Another reason for the lower priority assigned to study kids and the COVID-19 vaccine: the virus doesn’t affect them nearly as much as others.
“It’s less urgent for this particular disease,” Dr. Kissler said. “If this were primarily a childhood illness, if SARS-CoV2 happened to be causing an immense amount of mortality and morbidity in very young kids, you can bet that we would have been really focusing on developing a vaccine for that age group.”
Still, there are compelling reasons to vaccinate children, said Dr. Lindsey Baden from Brigham and Women’s Hospital, a co-principal investigator during the adult trials of the Moderna vaccine.
“We need to understand that all of us, children included, can get infected and can amplify the virus,” Dr. Baden said.
In fact, many children in the U.S. have become infected with the virus. The American Academy of Pediatrics reports that, so far, at least 3.28 million children have tested positive since the pandemic began, that’s 13% of the total. And while children generally don’t get terribly sick from COVID-19, they can transmit the infection to others.
“So there’s a possibility that if kids remain unvaccinated we could still see transmission of SARS-CoV2 amongst kids, and that might make it more difficult to control in the overall population,” Dr. Kissler said.
Not having a significant number of kids vaccinated could also defeat the ultimate goal of achieving herd immunity, Dr. Kissler added.

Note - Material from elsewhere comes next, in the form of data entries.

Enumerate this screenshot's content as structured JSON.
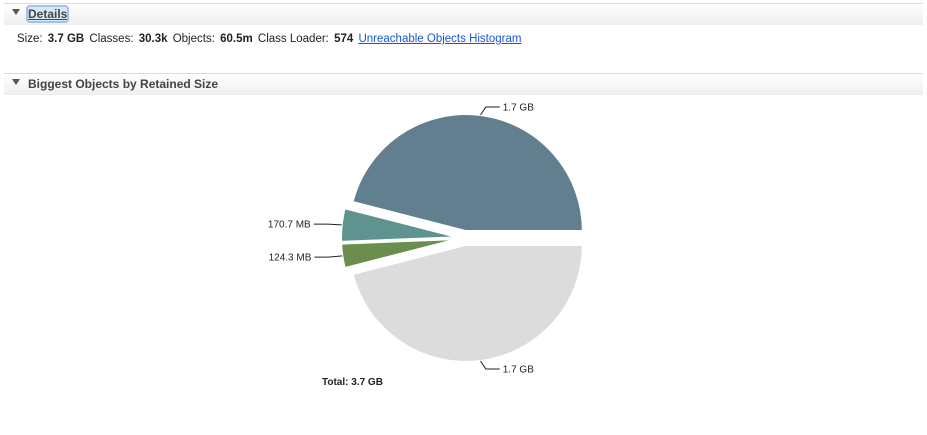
{
  "details": {
    "title": "Details",
    "size_label": "Size:",
    "size_value": "3.7 GB",
    "classes_label": "Classes:",
    "classes_value": "30.3k",
    "objects_label": "Objects:",
    "objects_value": "60.5m",
    "classloader_label": "Class Loader:",
    "classloader_value": "574",
    "histogram_link": "Unreachable Objects Histogram"
  },
  "biggest": {
    "title": "Biggest Objects by Retained Size",
    "total_label": "Total: 3.7 GB"
  },
  "chart_data": {
    "type": "pie",
    "title": "",
    "slices": [
      {
        "label": "1.7 GB",
        "value": 1.7,
        "color": "#617f8f"
      },
      {
        "label": "170.7 MB",
        "value": 0.1707,
        "color": "#5f9390"
      },
      {
        "label": "124.3 MB",
        "value": 0.1243,
        "color": "#6b8e4e"
      },
      {
        "label": "1.7 GB",
        "value": 1.7,
        "color": "#dcdcdc"
      }
    ],
    "total": "Total: 3.7 GB"
  }
}
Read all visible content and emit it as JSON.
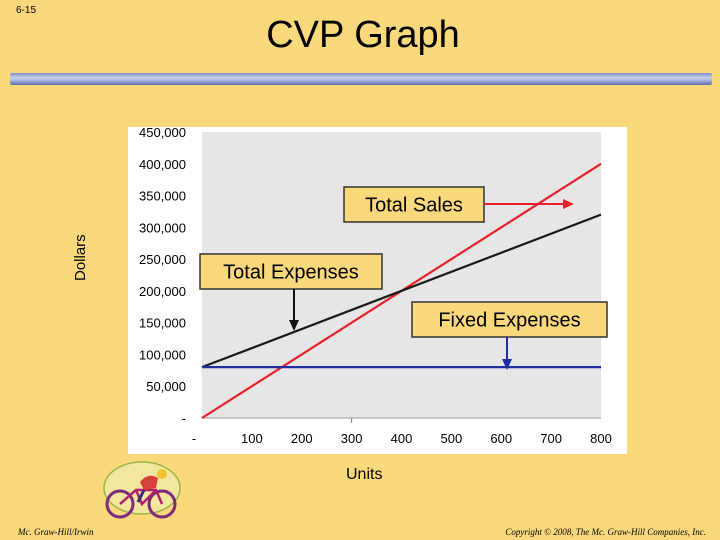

“We can still go a long way, it’s just one important goal,” he said. “We’ll still be able to slow down the spread. We’re blocking infection and blocking severe disease in the people who are most susceptible to severe disease. So even if we do see the continued spread of COVID-19, it will look like a different virus.”
One huge benefit that could come from the pediatric vaccine trial: a better understanding of whether the vaccines prevent viral transmission. That’s because investigators may need to evaluate vaccine effectiveness in a substantial number of study subjects who will be asymptomatically infected, since children very often show no signs of COVID-19 infection.
“And you do that by just taking a nasal swab of the people who are enrolled in the trial, probably weekly,” Dr. Kissler said. “And just seeing whether or not they turn positive, whether or not they show symptoms.”
The benefit? Those swabs would, or would not, pick up particles of the virus in the nasal passages.
“That’s really the thing I think we’re going to be most interested in,” Dr. Kissler said. “So hopefully that’s something they’re following closely.”